Usually, one of the two parties is in motion. While the object moves, the observer usually remains static, and vice versa. In a film – to put an example of art in motion – the observer must remain seated staring at a surface. Still images follow each other on the screen creating the idea of movement.
Having made movies too, I personally prefer to move the viewer through still images. I -as an observer- never remain static in front of a still image, being a picture or a painting. After a first general approach to the work – where zoom-out is generally applied to the work at first sight- I like to discover the work in parts, creating and enjoying a visual journey. It is through the leisurely journey that I discover details and fragments that many times I reconnect returning to already traveled parts. With each new journey, the work acquires new meanings. And so, through the years, my eyes change and new routes are bringing new meanings as new visions of the same work of art. While the work remains, its journey changes in space and also in time.
In 16 Movements I present 16 works that although they seem static they are offering an infinity of possible routes.
The sound supporting certain moving images has accompanied us since the creation of sound films. The sound-image relationship has become so intense that for me it is impossible to divide them, and precisely in this case the images -with their corresponding soundtrack- acquire a whole new dimension. The wonderful music of Tomoo Nagai adds a new dimension to the work: its textures, its sounds – especially created for each of the images in this exhibition – weave with infinite delicacy a series of invisible paths that invite us to travel each work in a special way: a different way of discovering impossible landscapes through paths and directions suggested by soundscapes.
The Mysterious Passages
I remember when I was very young, a book stumped me. It spoke of a city -Buenos Aires- and marked exactly one place -located next to an old church- a kind of narrow and anonymous slit that was a passage to a hidden place. It connected with a secret place, in another space, another time.
Then I found similar ideas in other books, other cities. I am fascinated by the idea of thinking that in each city there may be secret passages that communicate with other spaces, other times.
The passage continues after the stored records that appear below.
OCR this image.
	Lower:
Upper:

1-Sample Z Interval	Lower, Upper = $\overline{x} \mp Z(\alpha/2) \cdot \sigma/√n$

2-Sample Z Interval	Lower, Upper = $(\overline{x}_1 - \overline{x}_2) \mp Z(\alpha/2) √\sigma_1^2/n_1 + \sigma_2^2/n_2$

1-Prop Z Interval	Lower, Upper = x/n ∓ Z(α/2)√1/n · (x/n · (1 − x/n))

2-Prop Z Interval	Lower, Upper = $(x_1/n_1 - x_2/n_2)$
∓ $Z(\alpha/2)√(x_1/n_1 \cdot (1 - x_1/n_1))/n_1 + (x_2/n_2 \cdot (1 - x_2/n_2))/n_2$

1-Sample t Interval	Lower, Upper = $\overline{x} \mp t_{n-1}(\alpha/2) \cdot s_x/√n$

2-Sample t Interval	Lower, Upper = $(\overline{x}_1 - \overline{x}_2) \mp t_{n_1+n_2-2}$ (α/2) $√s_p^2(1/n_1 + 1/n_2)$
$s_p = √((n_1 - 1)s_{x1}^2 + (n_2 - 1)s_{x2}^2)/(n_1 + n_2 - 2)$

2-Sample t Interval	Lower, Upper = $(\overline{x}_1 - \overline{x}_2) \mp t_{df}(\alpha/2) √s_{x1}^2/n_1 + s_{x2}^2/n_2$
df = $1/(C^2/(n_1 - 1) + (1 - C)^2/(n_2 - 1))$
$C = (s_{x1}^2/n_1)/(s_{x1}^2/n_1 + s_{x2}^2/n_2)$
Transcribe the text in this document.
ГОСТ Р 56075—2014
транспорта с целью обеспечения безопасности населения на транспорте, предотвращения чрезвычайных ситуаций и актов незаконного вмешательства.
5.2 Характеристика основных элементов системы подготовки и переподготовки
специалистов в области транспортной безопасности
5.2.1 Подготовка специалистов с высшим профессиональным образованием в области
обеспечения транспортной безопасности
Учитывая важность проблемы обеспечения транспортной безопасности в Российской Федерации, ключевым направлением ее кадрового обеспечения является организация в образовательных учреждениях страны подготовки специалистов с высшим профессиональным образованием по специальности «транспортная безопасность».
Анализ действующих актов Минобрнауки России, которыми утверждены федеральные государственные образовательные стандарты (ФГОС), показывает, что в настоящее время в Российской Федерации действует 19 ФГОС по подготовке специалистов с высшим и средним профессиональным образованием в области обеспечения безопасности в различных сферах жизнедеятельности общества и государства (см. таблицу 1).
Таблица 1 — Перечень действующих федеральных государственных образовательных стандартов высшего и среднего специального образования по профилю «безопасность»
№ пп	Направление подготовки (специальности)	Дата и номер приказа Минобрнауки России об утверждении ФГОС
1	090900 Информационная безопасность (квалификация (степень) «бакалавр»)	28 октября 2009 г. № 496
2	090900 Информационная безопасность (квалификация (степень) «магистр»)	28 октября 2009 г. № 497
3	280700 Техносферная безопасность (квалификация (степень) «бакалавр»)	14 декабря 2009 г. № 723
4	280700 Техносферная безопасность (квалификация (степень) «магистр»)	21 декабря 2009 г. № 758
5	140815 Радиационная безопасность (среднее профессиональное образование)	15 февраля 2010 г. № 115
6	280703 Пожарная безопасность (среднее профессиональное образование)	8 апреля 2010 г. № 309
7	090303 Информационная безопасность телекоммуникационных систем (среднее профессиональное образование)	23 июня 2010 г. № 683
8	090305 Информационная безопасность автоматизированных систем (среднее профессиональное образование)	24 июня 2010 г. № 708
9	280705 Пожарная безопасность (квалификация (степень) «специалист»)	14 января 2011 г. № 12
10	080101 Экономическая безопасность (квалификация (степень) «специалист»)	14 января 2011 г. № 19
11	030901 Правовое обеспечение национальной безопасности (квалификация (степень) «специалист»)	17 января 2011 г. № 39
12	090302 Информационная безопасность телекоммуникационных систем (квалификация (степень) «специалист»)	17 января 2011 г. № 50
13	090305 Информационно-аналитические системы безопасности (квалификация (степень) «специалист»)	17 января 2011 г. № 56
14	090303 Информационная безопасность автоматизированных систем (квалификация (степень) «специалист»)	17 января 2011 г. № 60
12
I myself have tried many times to find these spaces. I believe that the ultimate goal of each of my trips is precisely this. I have not yet succeeded, but I will never cease in my search.
My photos of Tokyo speak of movement, crowds that circulate frantically through spaces that appear to be static or in full swing, other times it is the observer’s journey that transforms a static image into a moving space. But in all the images there is an underlying idea: the idea of trying to discover that secret space, that anonymous passage unnoticed by the crowds that will take us to another space, another time. I’m sure Tokyo contains countless spaces like these, it’s just about being able to find them.
Here again, the wonderful sounds and textures created by Tomoo Nagai add many mysterious layers encouraging us to move our eyes through the moving pictures looking for those hidden mysterious passages.